それからいつもの席に座った青山さんは、真っ赤な目をしてブレンドコーヒーを注文した。
「真奈ちゃん、色々とありがとうね」
「……いえ、私はなにも…」
コーヒーを淹れる手が震える。
涙を堪えることで精一杯だ。
「あなたがいてくれたから北斗は交差点を渡り、俺と再会できたんだ。
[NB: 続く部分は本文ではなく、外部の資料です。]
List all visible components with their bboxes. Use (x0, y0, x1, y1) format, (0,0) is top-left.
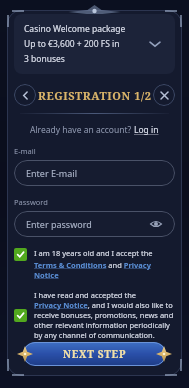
staticText: E-mail (14, 146, 36, 156)
staticText: REGISTRATION 1/2 (38, 88, 152, 103)
staticText: NEXT STEP (63, 347, 127, 361)
button[interactable]: NEXT STEP (23, 342, 166, 366)
staticText: Log in (134, 124, 159, 136)
staticText: Enter E-mail (26, 167, 77, 179)
button[interactable]: Casino Welcome package (14, 14, 175, 74)
other: Expand bonuses (145, 34, 165, 54)
staticText: I am 18 years old and I accept the (34, 248, 153, 258)
button[interactable]: Back (14, 84, 36, 106)
staticText: I have read and accepted the Privacy Not… (34, 290, 175, 340)
staticText: 3 bonuses (24, 53, 65, 65)
button[interactable]: Checked (14, 290, 175, 340)
other: Show password (149, 217, 163, 231)
button[interactable]: Enter password (14, 211, 175, 237)
button[interactable]: Enter E-mail (14, 160, 175, 186)
staticText: Casino Welcome package (24, 23, 126, 35)
staticText: Password (14, 197, 48, 207)
button[interactable]: Close (153, 84, 175, 106)
staticText: Already have an account? (30, 124, 134, 136)
button[interactable]: Checked (14, 309, 27, 322)
button[interactable]: Checked (14, 248, 27, 261)
staticText: Up to €3,600 + 200 FS in (24, 38, 120, 50)
button[interactable]: Checked (14, 248, 175, 280)
button[interactable]: Log in (134, 124, 159, 136)
staticText: Enter password (26, 218, 92, 230)
staticText: Terms & Conditions and Privacy Notice (34, 260, 175, 280)
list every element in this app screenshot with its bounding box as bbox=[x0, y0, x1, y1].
全て、真奈ちゃんのおかげだよ」
「青山さん…」
「でもひとつ言わせて」
茶目っ気たっぷりにウインクをして青山さんは言った。
「あなたたちの恋のキューピッドは俺だから」
「…なんか、むかつく」
葉山くんが肘で突くと、青山さんは笑った。
「本当のことでしょう。まぁ出逢いこそ俺がきっかけだったとしても、ただの偽恋人で終わってたかもしれないからね。結局、俺ができたのは2人を引き合わせることだけだった」
空いた席に置いたトートバッグを手に取った青山さんは言う。
「とにかく2人が両思いになって、俺は嬉しい」
青山さんには罰ゲームでの告白のことから一部始終を伝えていたけれど、本当は全て知っていたんだね。
うわ、私、恥ずかしいことを沢山喋ってたよね…。